Moi, un homme, je lis Nelly Arcan. Nelly, une ex-prostituée qui a décidé à 15 ans d’en finir à 30, écrit une longue lettre à un homme, son ancien chum, journaliste-pigiste, « pour remettre de l’ordre dans notre histoire », comme elle dit, pour laisser les traces de leur histoire. Demain, elle mourra. Elle parle de leur rencontre, de leurs blessures, de leurs baises, de leur veulerie, de sa propre lâcheté, de ses rivales. Du romantisme ? Vous voulez rire ? Certes, elle joue du très intime, ouvre vers les trous noirs de l’être, excite le désespoir, la violence totale et le suicide, la voix du silence. Mais des pleurnicheries, nenni ! Elle ne se ménage d’ailleurs pas beaucoup, non plus que son « masturbant » compulsif, Narcisse toujours rivé aux sites pornos, jouissant de son reflet, fétiche de son impuissance.

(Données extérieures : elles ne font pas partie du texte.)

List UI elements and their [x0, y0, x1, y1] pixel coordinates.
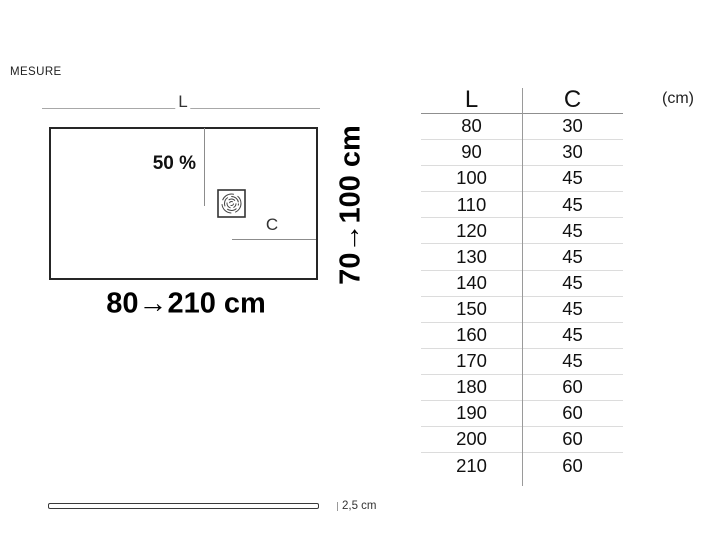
cell-l: 90 [421, 143, 522, 162]
thickness-label: 2,5 cm [342, 500, 377, 512]
drain-grate-icon [217, 189, 246, 218]
cell-l: 120 [421, 222, 522, 241]
cell-c: 45 [522, 352, 623, 371]
cell-c: 45 [522, 326, 623, 345]
cell-c: 45 [522, 274, 623, 293]
cell-c: 45 [522, 300, 623, 319]
column-header-c: C [522, 88, 623, 112]
slope-divider-line [204, 128, 205, 206]
length-range-label: 80→210 cm [106, 288, 266, 321]
cell-l: 180 [421, 378, 522, 397]
tray-side-profile [48, 503, 319, 509]
cell-c: 45 [522, 248, 623, 267]
table-unit-label: (cm) [662, 90, 694, 108]
length-dimension-label: L [175, 93, 190, 110]
thickness-tick-mark [337, 502, 338, 511]
cell-c: 45 [522, 222, 623, 241]
cell-l: 100 [421, 169, 522, 188]
size-table: L C 803090301004511045120451304514045150… [421, 86, 623, 479]
cell-c: 60 [522, 404, 623, 423]
cell-l: 190 [421, 404, 522, 423]
cell-c: 30 [522, 143, 623, 162]
cell-c: 45 [522, 169, 623, 188]
cell-l: 80 [421, 117, 522, 136]
cell-l: 150 [421, 300, 522, 319]
cell-l: 140 [421, 274, 522, 293]
cell-l: 210 [421, 457, 522, 476]
cell-c: 45 [522, 196, 623, 215]
cell-l: 130 [421, 248, 522, 267]
page-caption: MESURE [10, 66, 62, 78]
drain-offset-line [232, 239, 316, 240]
cell-c: 60 [522, 457, 623, 476]
drain-offset-label: C [260, 215, 284, 235]
cell-l: 200 [421, 430, 522, 449]
table-column-divider [522, 88, 523, 486]
thickness-annotation: 2,5 cm [337, 500, 377, 512]
cell-l: 110 [421, 196, 522, 215]
cell-c: 60 [522, 430, 623, 449]
slope-percin-label: 50 % [101, 153, 196, 175]
cell-l: 170 [421, 352, 522, 371]
cell-c: 60 [522, 378, 623, 397]
cell-c: 30 [522, 117, 623, 136]
width-range-label: 70→100 cm [335, 125, 368, 285]
cell-l: 160 [421, 326, 522, 345]
column-header-l: L [421, 88, 522, 112]
tray-outline: 50 % C [49, 127, 318, 280]
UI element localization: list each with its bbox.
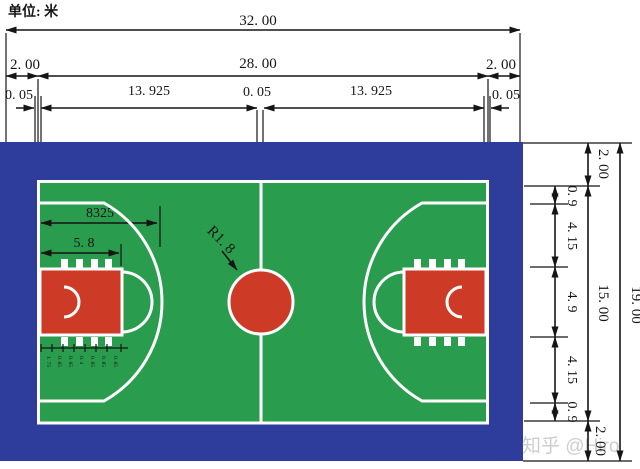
dim-seg3: 4. 15 bbox=[564, 356, 579, 384]
right-dimension-block: 0. 9 4. 15 4. 9 4. 15 0. 9 2. 00 15. 00 … bbox=[523, 143, 640, 461]
dim-lw-right: 0. 05 bbox=[492, 88, 520, 103]
lane-mark-label: 0. 85 bbox=[89, 356, 95, 367]
dim-right-margin: 2. 00 bbox=[486, 57, 516, 73]
lane-mark-label: 1. 75 bbox=[45, 356, 51, 367]
dim-total-height: 19. 00 bbox=[628, 286, 640, 324]
diagram-canvas: 单位: 米 32. 00 2. 00 28. 00 2. 00 0. 05 13… bbox=[0, 0, 640, 469]
dim-seg1: 4. 15 bbox=[564, 222, 579, 250]
dim-free-throw-dist: 5. 8 bbox=[74, 236, 95, 251]
dim-inner-width: 28. 00 bbox=[239, 56, 277, 72]
left-key-area bbox=[40, 269, 122, 335]
top-dimension-block: 单位: 米 32. 00 2. 00 28. 00 2. 00 0. 05 13… bbox=[5, 3, 520, 142]
lane-mark-label: 0. 85 bbox=[100, 356, 106, 367]
dim-half-left: 13. 925 bbox=[128, 84, 170, 99]
dim-total-width: 32. 00 bbox=[239, 13, 277, 29]
dim-seg4: 0. 9 bbox=[564, 402, 579, 423]
right-key-area bbox=[404, 269, 486, 335]
dim-lw-center: 0. 05 bbox=[243, 85, 271, 100]
center-circle bbox=[229, 270, 293, 334]
lane-mark-label: 0. 85 bbox=[56, 356, 62, 367]
dim-inner-height: 15. 00 bbox=[595, 284, 611, 322]
dim-seg0: 0. 9 bbox=[564, 186, 579, 207]
lane-mark-label: 0. 85 bbox=[67, 356, 73, 367]
lane-mark-label: 0. 85 bbox=[112, 356, 118, 367]
dim-half-right: 13. 925 bbox=[350, 84, 392, 99]
dim-left-margin: 2. 00 bbox=[10, 57, 40, 73]
lane-mark-label: 0. 4 bbox=[78, 356, 84, 365]
unit-label: 单位: 米 bbox=[8, 3, 59, 20]
dim-top-margin: 2. 00 bbox=[595, 149, 611, 179]
dim-bottom-margin: 2. 00 bbox=[592, 426, 608, 456]
basketball-court-dimension-diagram: 单位: 米 32. 00 2. 00 28. 00 2. 00 0. 05 13… bbox=[0, 0, 640, 469]
dim-lw-left: 0. 05 bbox=[5, 88, 33, 103]
court-drawing: 8325 5. 8 R1. 8 1. 75 0. 85 0. 85 0. 4 0… bbox=[0, 142, 523, 461]
dim-seg2: 4. 9 bbox=[564, 292, 579, 313]
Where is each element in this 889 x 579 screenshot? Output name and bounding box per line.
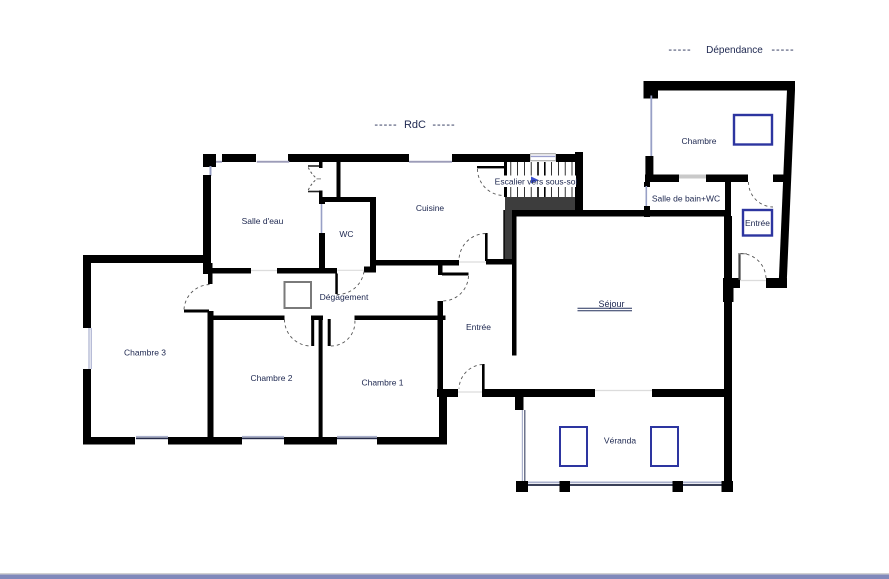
svg-text:Salle de bain+WC: Salle de bain+WC bbox=[652, 194, 720, 204]
svg-text:Chambre: Chambre bbox=[682, 136, 717, 146]
svg-text:Dépendance: Dépendance bbox=[706, 45, 763, 56]
svg-text:Séjour: Séjour bbox=[598, 299, 624, 309]
svg-text:Chambre 3: Chambre 3 bbox=[124, 348, 166, 358]
svg-text:Entrée: Entrée bbox=[745, 218, 770, 228]
svg-text:Dégagement: Dégagement bbox=[320, 292, 369, 302]
svg-text:-----: ----- bbox=[432, 119, 455, 131]
svg-text:-----: ----- bbox=[668, 44, 691, 56]
svg-text:-----: ----- bbox=[771, 44, 794, 56]
svg-text:Entrée: Entrée bbox=[466, 322, 491, 332]
svg-text:Chambre 2: Chambre 2 bbox=[250, 373, 292, 383]
svg-text:Véranda: Véranda bbox=[604, 436, 636, 446]
svg-text:Escalier vers sous-sol: Escalier vers sous-sol bbox=[495, 177, 578, 187]
svg-text:RdC: RdC bbox=[404, 119, 426, 131]
svg-text:-----: ----- bbox=[374, 119, 397, 131]
svg-text:Salle d'eau: Salle d'eau bbox=[242, 216, 284, 226]
svg-text:Chambre 1: Chambre 1 bbox=[361, 378, 403, 388]
svg-text:WC: WC bbox=[339, 229, 353, 239]
svg-text:Cuisine: Cuisine bbox=[416, 203, 445, 213]
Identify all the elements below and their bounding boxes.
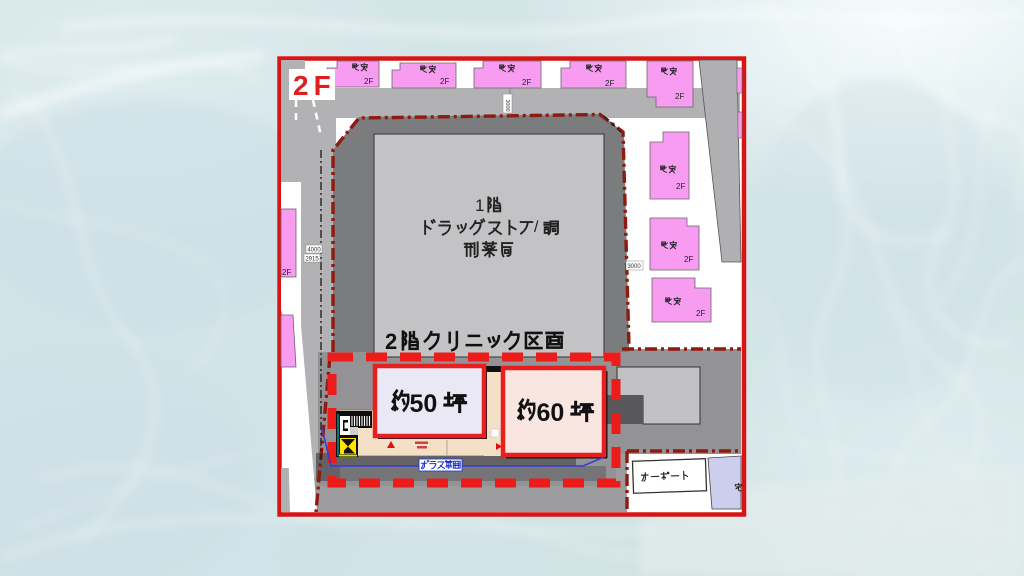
svg-text:3000: 3000 xyxy=(627,264,641,270)
svg-text:2915: 2915 xyxy=(305,257,319,263)
svg-text:1: 1 xyxy=(475,196,484,215)
svg-text:2F: 2F xyxy=(675,92,684,101)
svg-text:3000: 3000 xyxy=(504,99,510,111)
svg-text:4000: 4000 xyxy=(307,248,321,254)
svg-text:2F: 2F xyxy=(676,182,685,191)
svg-text:2F: 2F xyxy=(605,79,614,88)
svg-text:2F: 2F xyxy=(696,309,705,318)
svg-text:2F: 2F xyxy=(522,78,531,87)
svg-text:2: 2 xyxy=(385,329,397,354)
svg-text:2F: 2F xyxy=(684,255,693,264)
svg-text:60: 60 xyxy=(537,399,565,427)
svg-text:2F: 2F xyxy=(282,268,291,277)
svg-text:/: / xyxy=(534,219,539,236)
svg-text:2F: 2F xyxy=(364,77,373,86)
svg-text:50: 50 xyxy=(410,390,438,418)
svg-text:2F: 2F xyxy=(293,70,336,101)
svg-text:2F: 2F xyxy=(440,77,449,86)
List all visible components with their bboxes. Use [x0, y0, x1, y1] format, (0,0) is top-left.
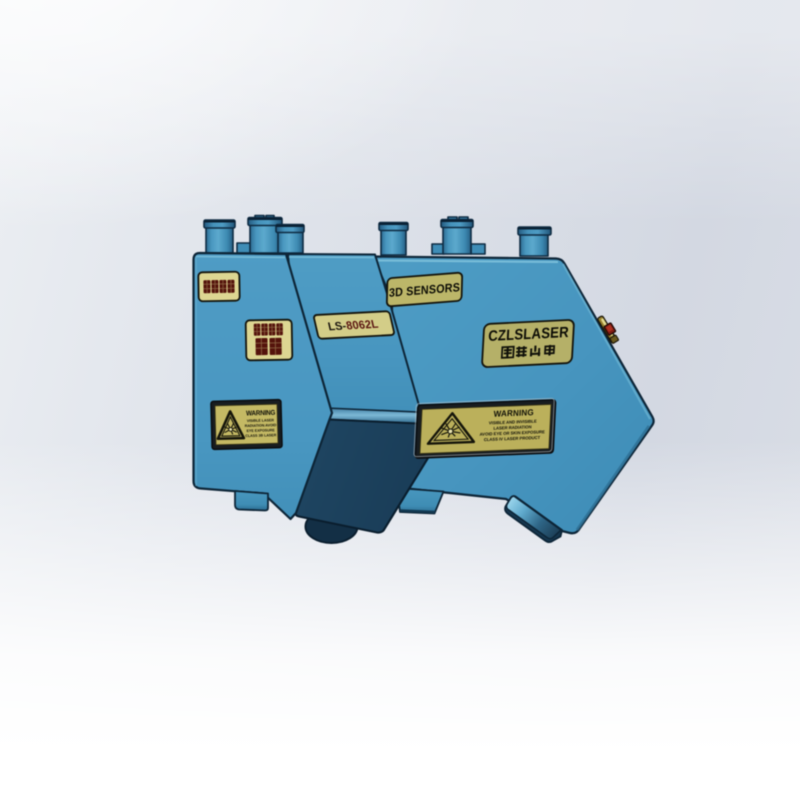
- svg-text:WARNING: WARNING: [493, 407, 534, 419]
- svg-text:LS-8062L: LS-8062L: [327, 319, 380, 334]
- svg-text:EYE EXPOSURE: EYE EXPOSURE: [247, 428, 276, 433]
- svg-text:WARNING: WARNING: [246, 409, 275, 417]
- svg-text:VISIBLE LASER: VISIBLE LASER: [247, 418, 275, 423]
- svg-text:RADIATION AVOID: RADIATION AVOID: [245, 423, 277, 428]
- svg-text:CLASS 3B LASER: CLASS 3B LASER: [245, 433, 276, 438]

Glacial comme la morgue, ce récit embaume pourtant le vivant, la gestation, la pensée d’une femme pansant son corps et son âme. La putain du premier livre et la folle de celui-ci, voilà la femme telle que l’histoire continue de la réduire, pure marchandise à consommer. Pour un peu, la sorcière surgirait, autre fantasme de l’intégrisme masculin, prêt à tout pour dominer. Entre la sagesse moralisante de son grand-père et la passion cartomancienne de sa tante, la narratrice, infiniment seule, essaie donc de faire face à ce qui en elle paraît intenable : la beauté impossible, la mort annoncée et ce genre de choses. Reste qu’elle écrit, consciente de l’incommensurable asymétrie entre toi et moi. Il y a chez elle la révolte de Josée Yvon, la suavité de Suzanne Jacob, un peu du Ducharme de Gros mots aussi. Une tare plane au-dessus du monde et descend parfois dans la tête de cette femme qui, « cobaye d’elle-même », précise, analyste : « Quelque chose en moi n’a jamais été là ». Mais où donc ?
Artiste de la distance, Nelly rédige sec l’aliénation à l’autre par le biais de son image. Manière comme une autre de créer au-delà de la maîtrise qu’elle vient d’achever sur le Président Schreber avec une lacanienne. Ne pas s’épancher sur la blessure, aller au-dedans, perturber toute forme d’addiction, y compris, et surtout, à soi-même.